Review – GURPS Action 1: Heroes (Chapter 2 – Action Heroes’ Cheat Sheet)
This continues my deep-dive into the GURPS Action Series. I hit the Introduction and the Templates in prior posts, and now I move on to Chapter 2, the Action Heroes’ Cheat Sheet.
This is a worked example of something that’s recommended for most campaigns. Recommended enough that SJG hosts a web application – the Trait Sorter – to allow GMs to create such custom lists.
What’s the list? Or lists, rather? The appropriate Advantages, Disadvantages, Skills and other abilities or notes for the particular campaign. Or in this case, genre.
Advantages
Mostly, in this case Sean was weeding out magic, psionics, powers, and other supernatural or paranormal abilities that are not commonly found in pure action movies.
Of course, one of the reasons you play GURPS is so that if you suddenly want your action flick to take a turn for the bizarre, you can do it without breaking stride. But still, the bare bones of a genre treatment is what’s provided for here, and the chapter starts with a straightforward list of allowable Advanatages.
It’s not totally normal, though. It’s action movie normal. So Catfall and 3D Spatial Sense and Very Rapid Healing are all in there, because by Yoda the hero is going to be on her feet by the movie’s climax.
The book also tweaks or adjusts a few of the advantages. Two new variants of Enhanced Dodge are given (Dive for Cover and Vehicular Dodge). Extra benefits are provided for Gunslinger – and it needs them, because as presented in the Basic Set, it’s a poor choice relative to just taking +6 to skill at slightly lower cost (if there are questions on this, I can show my work upon request – it’s not hard to fathom).
You also get to variants of Higher Purpose, two more of Quick Gadgeteer, and four five-point talents specific to action-movie goodness.
Clearly laden with physical disads. Yup. |
Gun Perks
A boxtext also provides four Gun Perks. As it came before both Gun Fu and Tactical Shooting, this might have been the first time these were presented, but perhaps not. They provide a nice entry into John Woo style gunplay.
Disadvantages
The supplement makes no bones about supernatural and magical disads. Paranormal is Right Out.
But it also takes a lot of the crippling physical disads and tosses them out the window, with prejudice. Most action heroes are on the “dear god I want to be that man” end of the physical fitness spectrum.
The supplement goes further than this, suggesting not just a limit of -50 points for both Disads and buying down sub-attributes, but suggests ways to play this for fun rather than pain in some cases – it uses Lecherousness as an example, but it’s easy to find others. While playing Alcoholism for kicks is no joke to some, it was used effectively in both Independence Day (Russel Casse) and the reimagined Battlestar Galactica (Col. Tigh).
This would have been good advice in the past, as I remember a game I ran where I had to fend off more than one one-legged, one-armed midget commando types. For a Black Ops game.
Skills
Obviously, skills get the same treatment. A cut-down list of skills, and where some are cut hard, such as Melee Weapon, key bits are preserved, as Axe/Mace and Broadsword, as examples.

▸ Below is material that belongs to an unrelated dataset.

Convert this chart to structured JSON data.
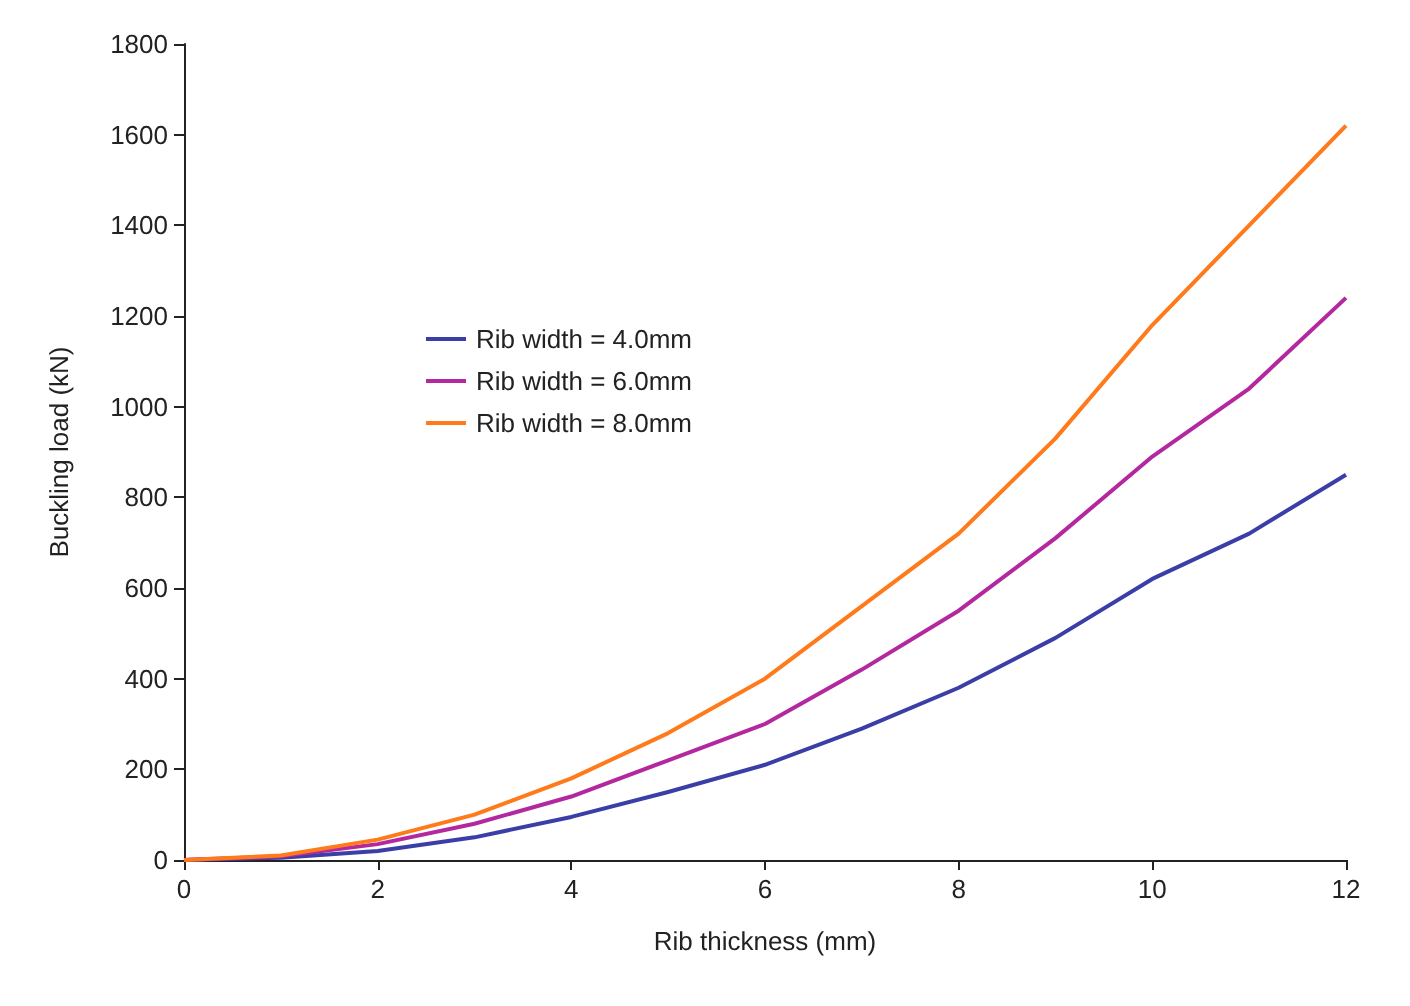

Important specialties are pointed out for specificity, especially where “you need to have this specialty to use this typical action-movie plot staple” are concerned.

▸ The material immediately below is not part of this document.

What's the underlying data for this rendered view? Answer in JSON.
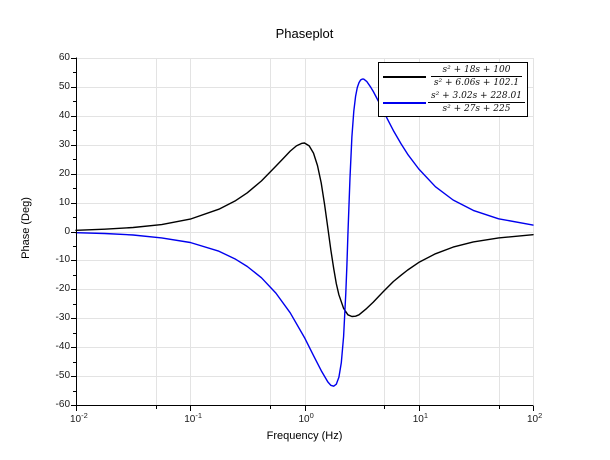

A full page-worth is spent on Wildcard skills, which are appropriate for broadly capable characters. A template-specific Wildcard skill is given for each template in the series.

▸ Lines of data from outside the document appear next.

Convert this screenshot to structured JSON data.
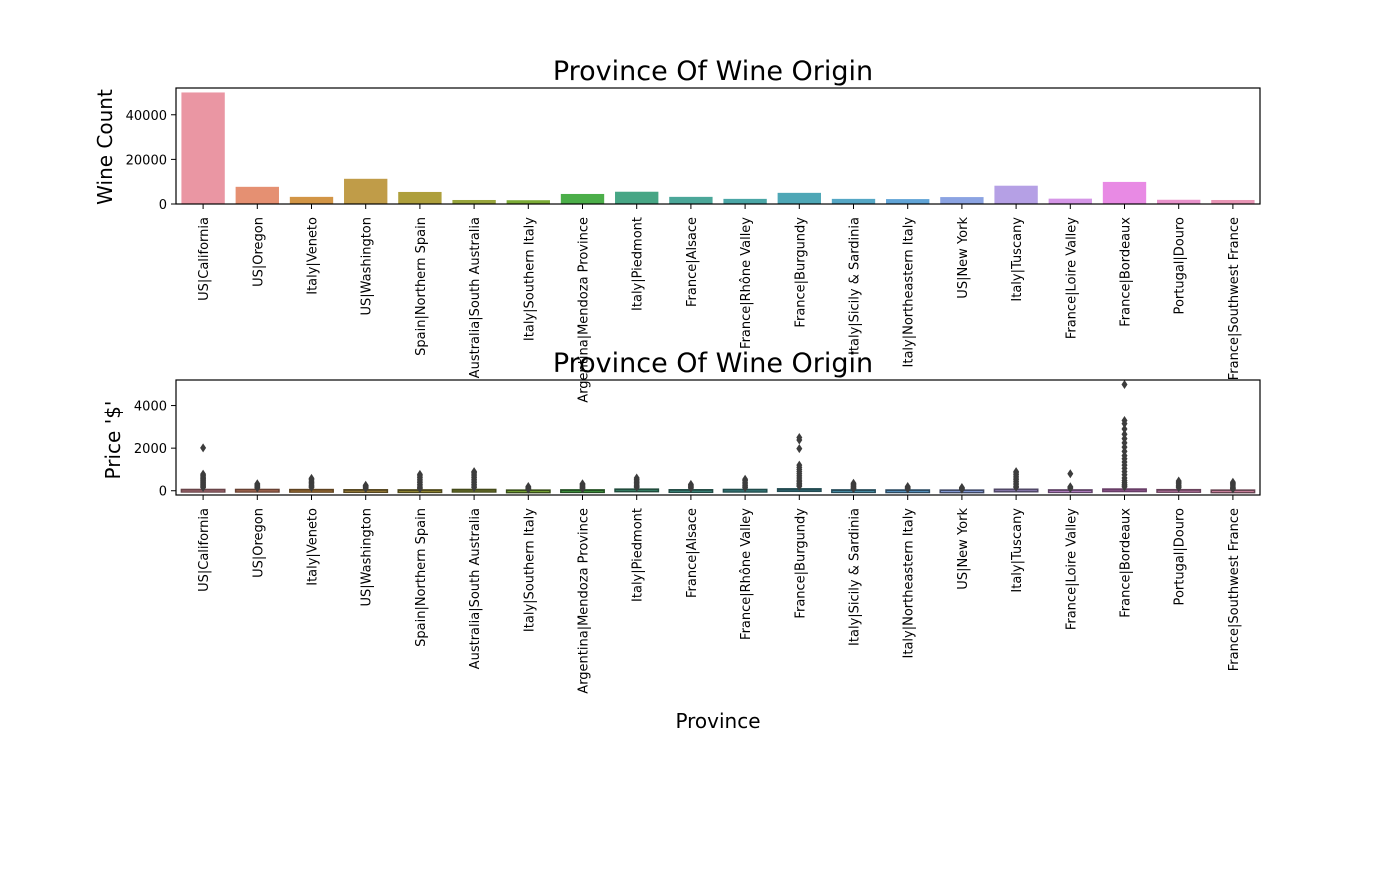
{
  "chart_data": [
    {
      "type": "bar",
      "title": "Province Of Wine Origin",
      "xlabel": "",
      "ylabel": "Wine Count",
      "ylim": [
        0,
        52000
      ],
      "yticks": [
        0,
        20000,
        40000
      ],
      "yticks_text": [
        "0",
        "20000",
        "40000"
      ],
      "grid": false,
      "categories": [
        "US|California",
        "US|Oregon",
        "Italy|Veneto",
        "US|Washington",
        "Spain|Northern Spain",
        "Australia|South Australia",
        "Italy|Southern Italy",
        "Argentina|Mendoza Province",
        "Italy|Piedmont",
        "France|Alsace",
        "France|Rhône Valley",
        "France|Burgundy",
        "Italy|Sicily & Sardinia",
        "Italy|Northeastern Italy",
        "US|New York",
        "Italy|Tuscany",
        "France|Loire Valley",
        "France|Bordeaux",
        "Portugal|Douro",
        "France|Southwest France"
      ],
      "values": [
        50000,
        7700,
        3200,
        11300,
        5400,
        1800,
        1700,
        4500,
        5500,
        3200,
        2300,
        5000,
        2300,
        2200,
        3100,
        8200,
        2400,
        9900,
        1900,
        1800
      ],
      "colors": [
        "#ea96a3",
        "#e59072",
        "#d29546",
        "#c09c48",
        "#ae9f3c",
        "#98a53c",
        "#7cac37",
        "#4bae49",
        "#47a685",
        "#4ba799",
        "#4aa6a6",
        "#4ea7b6",
        "#55a7c5",
        "#61a4d7",
        "#8ba3e2",
        "#b5a0e5",
        "#d596e7",
        "#e88ae4",
        "#e892cb",
        "#e895b5"
      ]
    },
    {
      "type": "box",
      "title": "Province Of Wine Origin",
      "xlabel": "Province",
      "ylabel": "Price '$'",
      "ylim": [
        -200,
        5200
      ],
      "yticks": [
        0,
        2000,
        4000
      ],
      "yticks_text": [
        "0",
        "2000",
        "4000"
      ],
      "grid": false,
      "categories": [
        "US|California",
        "US|Oregon",
        "Italy|Veneto",
        "US|Washington",
        "Spain|Northern Spain",
        "Australia|South Australia",
        "Italy|Southern Italy",
        "Argentina|Mendoza Province",
        "Italy|Piedmont",
        "France|Alsace",
        "France|Rhône Valley",
        "France|Burgundy",
        "Italy|Sicily & Sardinia",
        "Italy|Northeastern Italy",
        "US|New York",
        "Italy|Tuscany",
        "France|Loire Valley",
        "France|Bordeaux",
        "Portugal|Douro",
        "France|Southwest France"
      ],
      "boxes": [
        {
          "q1": 20,
          "median": 35,
          "q3": 60,
          "whisker_low": 4,
          "whisker_high": 120,
          "outliers": [
            2013,
            780,
            720,
            650,
            600,
            550,
            500,
            450,
            400,
            350,
            300,
            250,
            200,
            150
          ]
        },
        {
          "q1": 25,
          "median": 40,
          "q3": 60,
          "whisker_low": 5,
          "whisker_high": 110,
          "outliers": [
            330,
            280,
            240,
            200,
            160,
            130
          ]
        },
        {
          "q1": 20,
          "median": 35,
          "q3": 55,
          "whisker_low": 5,
          "whisker_high": 110,
          "outliers": [
            580,
            520,
            450,
            380,
            320,
            260,
            200,
            150
          ]
        },
        {
          "q1": 20,
          "median": 30,
          "q3": 45,
          "whisker_low": 4,
          "whisker_high": 90,
          "outliers": [
            260,
            220,
            180,
            140,
            110
          ]
        },
        {
          "q1": 15,
          "median": 25,
          "q3": 40,
          "whisker_low": 4,
          "whisker_high": 80,
          "outliers": [
            770,
            700,
            620,
            540,
            460,
            380,
            300,
            220,
            150,
            100
          ]
        },
        {
          "q1": 20,
          "median": 35,
          "q3": 60,
          "whisker_low": 5,
          "whisker_high": 120,
          "outliers": [
            900,
            850,
            780,
            700,
            620,
            540,
            460,
            380,
            300,
            220,
            150
          ]
        },
        {
          "q1": 15,
          "median": 22,
          "q3": 30,
          "whisker_low": 5,
          "whisker_high": 55,
          "outliers": [
            200,
            160,
            120,
            90,
            70
          ]
        },
        {
          "q1": 15,
          "median": 25,
          "q3": 40,
          "whisker_low": 4,
          "whisker_high": 80,
          "outliers": [
            330,
            280,
            230,
            180,
            140,
            100
          ]
        },
        {
          "q1": 30,
          "median": 50,
          "q3": 75,
          "whisker_low": 8,
          "whisker_high": 140,
          "outliers": [
            600,
            530,
            460,
            390,
            320,
            260,
            200,
            160
          ]
        },
        {
          "q1": 20,
          "median": 30,
          "q3": 45,
          "whisker_low": 5,
          "whisker_high": 90,
          "outliers": [
            300,
            250,
            200,
            160,
            120
          ]
        },
        {
          "q1": 25,
          "median": 40,
          "q3": 60,
          "whisker_low": 5,
          "whisker_high": 110,
          "outliers": [
            540,
            480,
            400,
            320,
            250,
            180,
            140
          ]
        },
        {
          "q1": 30,
          "median": 50,
          "q3": 90,
          "whisker_low": 8,
          "whisker_high": 180,
          "outliers": [
            2500,
            2380,
            1980,
            1200,
            1100,
            1000,
            900,
            800,
            700,
            600,
            500,
            420,
            340,
            270,
            210
          ]
        },
        {
          "q1": 15,
          "median": 25,
          "q3": 40,
          "whisker_low": 5,
          "whisker_high": 80,
          "outliers": [
            350,
            290,
            230,
            180,
            130,
            100
          ]
        },
        {
          "q1": 15,
          "median": 22,
          "q3": 35,
          "whisker_low": 5,
          "whisker_high": 70,
          "outliers": [
            200,
            160,
            120,
            90
          ]
        },
        {
          "q1": 15,
          "median": 22,
          "q3": 30,
          "whisker_low": 5,
          "whisker_high": 55,
          "outliers": [
            150,
            120,
            90,
            70
          ]
        },
        {
          "q1": 30,
          "median": 45,
          "q3": 70,
          "whisker_low": 8,
          "whisker_high": 130,
          "outliers": [
            900,
            840,
            760,
            680,
            600,
            520,
            440,
            360,
            280,
            200,
            160
          ]
        },
        {
          "q1": 18,
          "median": 25,
          "q3": 40,
          "whisker_low": 5,
          "whisker_high": 75,
          "outliers": [
            800,
            190,
            150,
            110
          ]
        },
        {
          "q1": 25,
          "median": 40,
          "q3": 80,
          "whisker_low": 5,
          "whisker_high": 160,
          "outliers": [
            4990,
            3300,
            3150,
            2900,
            2650,
            2450,
            2250,
            2050,
            1850,
            1650,
            1500,
            1350,
            1200,
            1050,
            900,
            750,
            600,
            480,
            380,
            300,
            230,
            180
          ]
        },
        {
          "q1": 15,
          "median": 28,
          "q3": 50,
          "whisker_low": 5,
          "whisker_high": 100,
          "outliers": [
            460,
            400,
            330,
            260,
            190,
            140
          ]
        },
        {
          "q1": 12,
          "median": 18,
          "q3": 30,
          "whisker_low": 4,
          "whisker_high": 55,
          "outliers": [
            400,
            340,
            280,
            220,
            160,
            110,
            80
          ]
        }
      ],
      "colors": [
        "#ea96a3",
        "#e59072",
        "#d29546",
        "#c09c48",
        "#ae9f3c",
        "#98a53c",
        "#7cac37",
        "#4bae49",
        "#47a685",
        "#4ba799",
        "#4aa6a6",
        "#4ea7b6",
        "#55a7c5",
        "#61a4d7",
        "#8ba3e2",
        "#b5a0e5",
        "#d596e7",
        "#e88ae4",
        "#e892cb",
        "#e895b5"
      ]
    }
  ]
}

There’s also good advice on when to not use Wildcard skills. Diversity in skills for both expertise and characterization can be vital.
Parting Shot
This chapter is incredibly factual and to the point. Most of the page-count is taken with great tables of advantages, disadvantages, and skills. GMs running their own specific campaigns should take this as a how-to, and use the trait sorter to custom-create their own.
For what this is, it is worthy. A short version of the skill and trait list for a campaign will take a lot of the extended back-and-forth out of the character generation process.
The bits-and-pieces advice on specialties, wildcard and not-wildcard skills, and also tips to preserve the flavor of action-adventure movies via trait selection are likewise well taken.
This chapter is a workhorse, but no worse for it. The brilliance of the Action series does not lie here in this chapter, but it does serve as a reminder of how the trait-sorting process should be carried out.